Monday, October 19, 2020

Welles Marathon: Chimes at Midnight (1965)

Throughout his career on the stage and behind the camera, Orson Welles returned to Shakespeare numerous times.  It makes sense.  One of the first things he did as a professional was direct a stage adaptation of Macbeth with an all African-American cast.  He directed it at just 20-years-old.  A couple years later, Welles intended to stage The Five Kings, which was taken from several Shakespeare plays.  Welles blew it off, went drinking, and never went to rehearsals so the play was a disaster and scrapped soon.

Elements from that original play formulated into a reworked Chimes at Midnight 20 years later.  He didn't really seem to treat the revamped play any more seriously than he did the Five Kings, ending the play's run prematurely because he was bored with it and always intended it for it to be a rehearsal for the movie.  He scrambled to find funding for this, eventually finding it but only with the promise of making A Treasure Island as well.  He never made it and never intended to make it, lying to the producer to get A Chimes at Midnight made.

Of the three Shakespeare films that Welles made, Chimes at Midnight is easily my favorite.  For one thing, the production value is better than the previous two.  He clearly got more money to make this than Othello and while Hamlet had a good and comparable budget, technology presumably improved a lot from 1948 to 1965.  

But I think the bigger reason that I like it more is that it just feels much more original.  I've seen a few movie adaptations of Hamlet.  I don't believe I've seen any movie adaptations of the Shakespeare works he takes to make this movie.  According to Wikipedia, he takes from five different Shakespeare plays.  

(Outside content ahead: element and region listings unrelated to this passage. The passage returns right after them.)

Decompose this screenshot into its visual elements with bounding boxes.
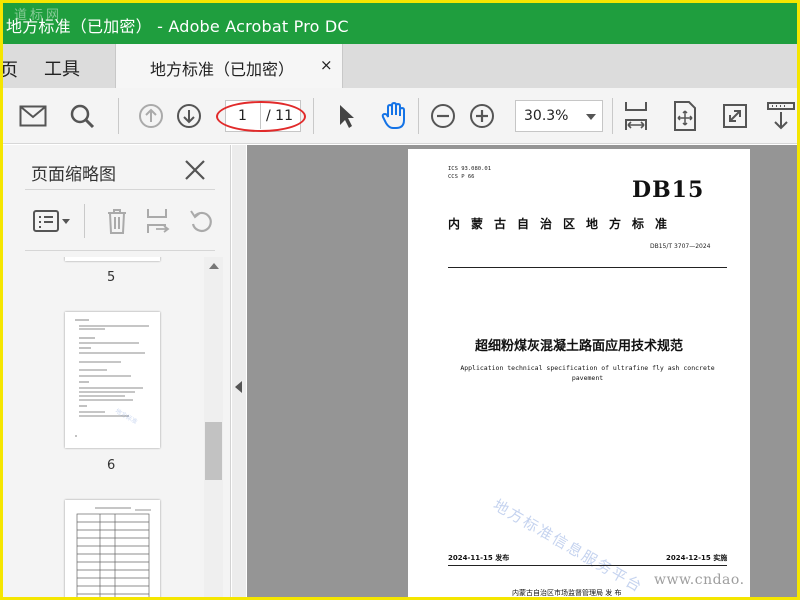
select-cursor-icon[interactable] — [330, 100, 362, 132]
page-watermark: 地方标准信息服务平台 — [490, 495, 647, 597]
publish-date: 2024-11-15 发布 — [448, 554, 510, 562]
rotate-fit-icon[interactable] — [669, 100, 701, 132]
thumbnail-page-5[interactable] — [65, 257, 160, 261]
tab-document[interactable]: 地方标准（已加密） × — [115, 44, 343, 88]
panel-separator — [84, 204, 85, 238]
document-viewer[interactable]: ICS 93.080.01 CCS P 66 DB15 内蒙古自治区地方标准 D… — [247, 145, 800, 600]
tab-bar: 页 工具 地方标准（已加密） × — [0, 44, 800, 88]
zoom-select[interactable]: 30.3% — [515, 100, 603, 132]
thumbnail-scrollbar[interactable] — [204, 257, 223, 600]
panel-title: 页面缩略图 — [31, 165, 116, 185]
zoom-in-icon[interactable] — [466, 100, 498, 132]
chevron-down-icon[interactable] — [586, 114, 596, 120]
arrow-up-icon[interactable] — [135, 100, 167, 132]
title-bar: 道标网 地方标准（已加密） - Adobe Acrobat Pro DC — [0, 0, 800, 44]
thumbnail-page-7[interactable] — [65, 500, 160, 600]
mail-icon[interactable] — [17, 100, 49, 132]
panel-collapse-handle[interactable] — [232, 145, 246, 600]
extract-page-icon[interactable] — [142, 206, 172, 236]
toolbar-separator — [118, 98, 119, 134]
fullscreen-icon[interactable] — [719, 100, 751, 132]
scroll-up-icon[interactable] — [209, 263, 219, 269]
document-title-en: Application technical specification of u… — [460, 364, 715, 382]
panel-divider — [25, 250, 215, 251]
panel-toolbar — [0, 200, 231, 244]
header-rule — [448, 267, 727, 268]
rotate-icon[interactable] — [186, 206, 216, 236]
toolbar-separator — [313, 98, 314, 134]
document-title-cn: 超细粉煤灰混凝土路面应用技术规范 — [474, 339, 683, 354]
toolbar — [0, 88, 800, 144]
thumbnail-label: 6 — [107, 458, 116, 473]
panel-divider — [25, 189, 215, 190]
window-title: 地方标准（已加密） - Adobe Acrobat Pro DC — [6, 17, 349, 36]
footer-rule — [448, 565, 727, 566]
chevron-left-icon[interactable] — [235, 381, 242, 393]
issuer: 内蒙古自治区市场监督管理局 发 布 — [512, 589, 622, 597]
zoom-out-icon[interactable] — [427, 100, 459, 132]
toolbar-separator — [418, 98, 419, 134]
tab-tools[interactable]: 工具 — [44, 55, 80, 81]
toolbar-separator — [612, 98, 613, 134]
scrollbar-thumb[interactable] — [205, 422, 222, 480]
search-icon[interactable] — [66, 100, 98, 132]
fit-page-icon[interactable] — [620, 100, 652, 132]
zoom-value: 30.3% — [524, 108, 569, 124]
site-watermark: www.cndao. — [654, 572, 745, 588]
hand-icon[interactable] — [378, 100, 410, 132]
implement-date: 2024-12-15 实施 — [666, 554, 728, 562]
scroll-mode-icon[interactable] — [764, 100, 796, 132]
db-mark: DB15 — [632, 177, 705, 203]
thumbnail-panel: 页面缩略图 5 地方标准 6 — [0, 145, 231, 600]
pdf-page: ICS 93.080.01 CCS P 66 DB15 内蒙古自治区地方标准 D… — [408, 149, 750, 600]
tab-home[interactable]: 页 — [0, 56, 18, 82]
thumbnail-page-6[interactable]: 地方标准 — [65, 312, 160, 448]
tab-document-label: 地方标准（已加密） — [150, 60, 295, 79]
standard-region: 内蒙古自治区地方标准 — [448, 217, 679, 231]
annotation-highlight-oval — [216, 101, 306, 132]
thumbnail-label: 5 — [107, 270, 116, 285]
tab-close-icon[interactable]: × — [320, 56, 333, 74]
standard-code: DB15/T 3707—2024 — [650, 243, 711, 250]
close-icon[interactable] — [182, 157, 208, 183]
trash-icon[interactable] — [102, 206, 132, 236]
thumbnail-options-icon[interactable] — [32, 206, 72, 236]
thumbnail-list: 5 地方标准 6 — [0, 257, 203, 600]
arrow-down-icon[interactable] — [173, 100, 205, 132]
ics-code: ICS 93.080.01 CCS P 66 — [448, 166, 492, 180]
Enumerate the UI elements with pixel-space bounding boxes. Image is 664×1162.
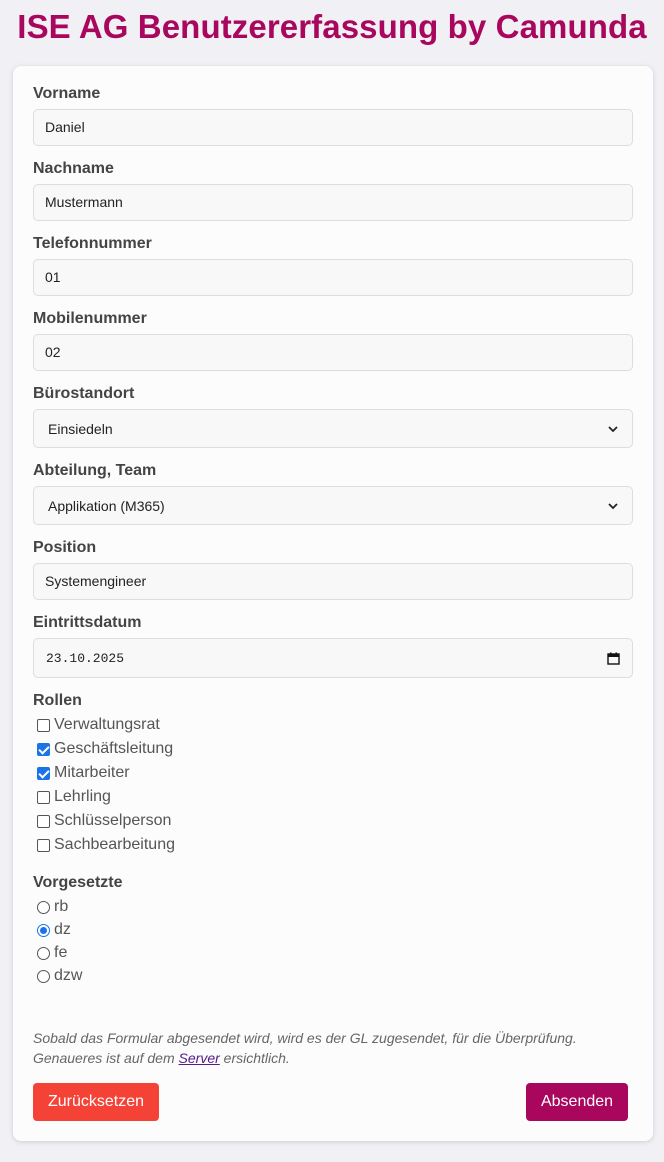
nachname-field[interactable]: Mustermann [33,184,633,221]
role-label: Geschäftsleitung [54,740,174,757]
role-option[interactable]: Sachbearbeitung [37,835,175,855]
position-label: Position [33,539,97,556]
page-title: ISE AG Benutzererfassung by Camunda [17,8,647,45]
role-option[interactable]: Geschäftsleitung [37,739,173,759]
form-card: Vorname Daniel Nachname Mustermann Telef… [13,66,653,1141]
abteilung-label: Abteilung, Team [33,462,157,479]
supervisor-option[interactable]: fe [37,943,67,963]
role-option[interactable]: Verwaltungsrat [37,715,160,735]
nachname-label: Nachname [33,160,114,177]
supervisor-radio[interactable] [37,969,50,983]
abteilung-select[interactable]: Applikation (M365) [33,486,633,525]
supervisor-radio[interactable] [37,946,50,960]
server-link[interactable]: Server [179,1050,220,1066]
chevron-down-icon [608,502,618,509]
role-label: Sachbearbeitung [54,836,175,853]
buero-label: Bürostandort [33,385,135,402]
role-label: Lehrling [54,788,111,805]
role-option[interactable]: Mitarbeiter [37,763,130,783]
mobile-field[interactable]: 02 [33,334,633,371]
abteilung-selected-value: Applikation (M365) [48,497,165,514]
supervisor-option[interactable]: dz [37,920,71,940]
vorname-field[interactable]: Daniel [33,109,633,146]
rollen-label: Rollen [33,692,82,709]
telefon-field[interactable]: 01 [33,259,633,296]
reset-button[interactable]: Zurücksetzen [33,1083,159,1121]
mobile-label: Mobilenummer [33,310,147,327]
position-field[interactable]: Systemengineer [33,563,633,600]
supervisor-label: dz [54,921,71,938]
role-checkbox[interactable] [37,766,50,780]
role-checkbox[interactable] [37,742,50,756]
supervisor-label: fe [54,944,68,961]
chevron-down-icon [608,425,618,432]
note-text: Sobald das Formular abgesendet wird, wir… [33,1030,577,1066]
vorgesetzte-label: Vorgesetzte [33,874,123,891]
info-note: Sobald das Formular abgesendet wird, wir… [33,1028,633,1068]
buero-select[interactable]: Einsiedeln [33,409,633,448]
supervisor-option[interactable]: dzw [37,966,82,986]
role-label: Mitarbeiter [54,764,130,781]
role-label: Verwaltungsrat [54,716,160,733]
role-checkbox[interactable] [37,790,50,804]
supervisor-option[interactable]: rb [37,897,68,917]
role-checkbox[interactable] [37,814,50,828]
telefon-label: Telefonnummer [33,235,152,252]
calendar-icon[interactable] [607,652,620,665]
buero-selected-value: Einsiedeln [48,420,113,437]
note-text-end: ersichtlich. [219,1050,290,1066]
vorname-label: Vorname [33,85,101,102]
role-option[interactable]: Lehrling [37,787,111,807]
eintritt-value: 23.10.2025 [46,650,125,666]
supervisor-radio[interactable] [37,900,50,914]
submit-button[interactable]: Absenden [526,1083,628,1121]
role-checkbox[interactable] [37,838,50,852]
supervisor-label: rb [54,898,69,915]
role-label: Schlüsselperson [54,812,172,829]
role-checkbox[interactable] [37,718,50,732]
role-option[interactable]: Schlüsselperson [37,811,171,831]
eintritt-label: Eintrittsdatum [33,614,142,631]
supervisor-label: dzw [54,967,83,984]
eintritt-date-field[interactable]: 23.10.2025 [33,638,633,678]
supervisor-radio[interactable] [37,923,50,937]
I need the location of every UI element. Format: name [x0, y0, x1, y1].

And really, it doesn't matter if I had seen a movie adaptation from any one of those movies.  Because the play is a combination of texts from those plays, but it's not in chronological order and he inserts scenes from one play into another play.  It would have felt original even if I had been intimately familiar with Shakespeare's works.

Despite the fact that taking scenes from one play and combining them into scenes from another play  could make the story incoherent and hard to follow, it has a clear story on its own.  Because every line of dialogue is directly lifted from Shakespeare, you could in fact mistake this movie as an adaptation of the nonexistent "Chimes at Midnight," but of course Shakespeare never wrote such a play.

At its core, Shakespeare stories are effective, because amidst all the plot, the story is simple.  And that's the case here.  This is the relationship between Falstaff, previously a joke in Shakespeare productions, and Prince Hal.  And the story seems engineered to make the climax of the movie the rejection of Falstaff by Hal.

And it's effective!  Welles is very good at Falstaff.  One thing I've learned from the Welles movies I've watched is that Welles is good even when he's not trying.  He's trying here.  He's able to gain you sympathy for him even while you understand that really, Hal is doing the right thing by rejecting him.  Keith Baxter is good, although I admit when I found out that Anthony Perkins wanted to do this role, I couldn't help but think it'd be better with him.  But alas, that's unfair to Baxter.

Apparently, and I say apparently, because I am reading about it, but the lengthy battle sequence was very influential.  And it's well filmed.  But I'll admit that had I not read about it, I would not really have thought twice about the battle scene.  It's sometimes really hard to put your mind in 1965 and understand that nobody was filming battle sequences like that.  

Usually, I think if a film is the first to do something, even if films copy it to death, that shines through in the material.  My best example is It Happened One Night, which despite the fact that every romcom in existence copies this movie, it doesn't really feel cliché because it did it so well, and yes first.  So I confess, I was impressed by the filmmaking but didn't really recognize it as the influential scene it apparently is.

Orson Welles thought Chimes at Midnight was his best work, and along with The Magnificent Ambersons, his most personal film.  I disagree with him on that.  I still think Citizen Kane was the best, however, I will not argue with Vincent Camby of the New York Times that it may very well by the greatest Shakespeare movie ever.  Which, to be completely fair, is not necessarily saying much coming from me, person who has trouble with Shakespeare movies. 

But I will say this: it's the rare Shakespeare movie to feel wholly original to me, because well it's hard to be original when adapting someone else's work.  And Shakespeare has been adapted more than anyone in history.  While Hamlet and Othello certainly have great critical reputations, I have no desire to see them again.  But I will want to watch Chimes at Midnight again.